Half of LPs in Asia Pacific – as well as two-thirds of their counterparts in North America and nearly three-quarters in Europe – have direct experience of GP-led secondaries, the latest installment of Coller Capital's twice-yearly private equity barometer survey found. Meanwhile, more than four out of five respondents cited alignment between counterparties as their biggest concern.

"It's a three-party negotiation involving the LP, GP, and secondaries buyer. Sometimes the LP may ask where is the alignment and what is really happening? Are we gaining something? Are we losing something? LPs tend to be passive and, given there are three parties involved, it is harder to make a clear decision unless you dig into situations," said Peter Kim, a Hong Kong-based partner with Coller.

Stapled secondaries are a case in point. Numerous GP-led transactions in recent years have essentially been motivated by the need to raise primary capital, with secondary investors taking out positions in existing funds and committing fresh capital to new vehicles. The amount of primary capital available depends on the size of the secondary piece tendered. The risk is that a GP will encourage LPs to sell, its desire to raise money trumping its adherence to fiduciary responsibilities.

This concern is entwined with another identified by nearly three-quarters of survey participants: a lack of information on which to make informed decisions. When a GP-led situation arises, a tender offer is usually put to all LPs in a fund and they have a certain number of days to respond. If there are misgivings about the motivations of counterparties, can LPs lay them to rest with thorough due diligence?

"It is very difficult for LPs to make a 100% informed decision on whether the pricing expectations are good and whether they want to trade or hold," said Kim. "Typically, they invest in a private equity fund because they want to hold until maturity, unless for some reason they decide to sell. But in these instances, they are not initiating the process, they are getting an inbound offer and they must react quickly. That leads to a lack of being fully informed."

Just under half of respondents said they struggle to meet the timelines set in these deals, with a similar proportion complaining that they have insufficient resources to process the additional workload.

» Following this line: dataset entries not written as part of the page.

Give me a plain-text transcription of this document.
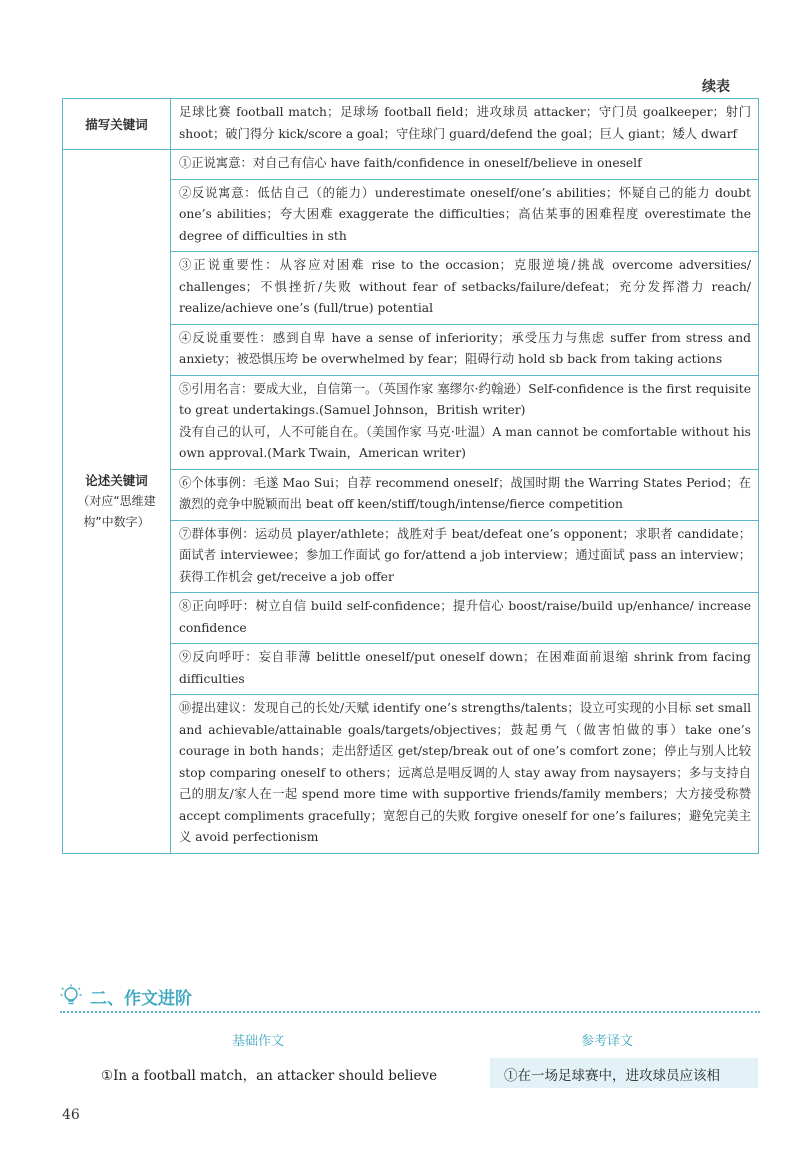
续表
描写关键词	足球比赛 football match；足球场 football field；进攻球员 attacker；守门员 goalkeeper；射门 shoot；破门得分 kick/score a goal；守住球门 guard/defend the goal；巨人 giant；矮人 dwarf
论述关键词
（对应“思维建构”中数字）	①正说寓意：对自己有信心 have faith/confidence in oneself/believe in oneself
	②反说寓意：低估自己（的能力）underestimate oneself/one’s abilities；怀疑自己的能力 doubt one’s abilities；夸大困难 exaggerate the difficulties；高估某事的困难程度 overestimate the degree of difficulties in sth
	③正说重要性：从容应对困难 rise to the occasion；克服逆境/挑战 overcome adversities/ challenges；不惧挫折/失败 without fear of setbacks/failure/defeat；充分发挥潜力 reach/ realize/achieve one’s (full/true) potential
	④反说重要性：感到自卑 have a sense of inferiority；承受压力与焦虑 suffer from stress and anxiety；被恐惧压垮 be overwhelmed by fear；阻碍行动 hold sb back from taking actions
	⑤引用名言：要成大业，自信第一。（英国作家 塞缪尔·约翰逊）Self-confidence is the first requisite to great undertakings.(Samuel Johnson，British writer)
没有自己的认可，人不可能自在。（美国作家 马克·吐温）A man cannot be comfortable without his own approval.(Mark Twain，American writer)
	⑥个体事例：毛遂 Mao Sui；自荐 recommend oneself；战国时期 the Warring States Period；在激烈的竞争中脱颖而出 beat off keen/stiff/tough/intense/fierce competition
	⑦群体事例：运动员 player/athlete；战胜对手 beat/defeat one’s opponent；求职者 candidate；面试者 interviewee；参加工作面试 go for/attend a job interview；通过面试 pass an interview；获得工作机会 get/receive a job offer
	⑧正向呼吁：树立自信 build self-confidence；提升信心 boost/raise/build up/enhance/ increase confidence
	⑨反向呼吁：妄自菲薄 belittle oneself/put oneself down；在困难面前退缩 shrink from facing difficulties
	⑩提出建议：发现自己的长处/天赋 identify one’s strengths/talents；设立可实现的小目标 set small and achievable/attainable goals/targets/objectives；鼓起勇气（做害怕做的事）take one’s courage in both hands；走出舒适区 get/step/break out of one’s comfort zone；停止与别人比较 stop comparing oneself to others；远离总是唱反调的人 stay away from naysayers；多与支持自己的朋友/家人在一起 spend more time with supportive friends/family members；大方接受称赞 accept compliments gracefully；宽恕自己的失败 forgive oneself for one’s failures；避免完美主义 avoid perfectionism
二、作文进阶
基础作文	参考译文
①In a football match，an attacker should believe	①在一场足球赛中，进攻球员应该相
46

Nevertheless, the wave of GP-led secondaries is expected to continue, even though first-quarter deal flow in Asia was muted as volatility in the final months of 2018 led to uncertainty over valuations. Transaction volume in the region reached $7.8 billion last year, up from $2.7 billion in 2017, according to Lazard. Over the same period, global activity rose from $16 billion to $22 billion.

Longer holding periods for private assets and the overhang of unrealized positions are both contributing factors. Kim observed that the secondaries market emerged as a result of LPs needing liquidity in their portfolios. Now it is moving to the stage where GPs are also under pressure to generate liquidity.

The survey found that investor appetite for alternatives continues unabated. More than half of LPs expect to have over 20% of their total assets allocated to alternatives strategies in 10 years' time, while 43% predict that the private equity share will be above 10%. At present, only one-third exceed the 10% mark. This bullishness is accompanied by a recognition that returns are moderating. Only one in five respondents said their PE portfolios had delivered net annual returns of 16% or more since inception. This compares to just under half in 2007. Two thirds said they are now getting 11-15%.

Improving employee diversity is a goal for GPs and LPs alike as they look to improve their internal ESG (environment, social and governance) performance. Flexible working hours and environmental impact are also priorities for nearly two-thirds of LPs, while GPs are spending most time on employee ESG training and charity commitments as well as environmental impact.

As for the implementation of ESG programs across portfolios, the survey identified growing unease among LPs about how ESG is defined. "As an industry, we need to be very conscious of ESG and implementing ESG policies, rather than leaving it very vague where it's just a case of ticking the ESG box," Kim said. "GPs are becoming more aware of ESG, but even in Asia, we see some GPs that could do more when they make investment decisions and post-investment."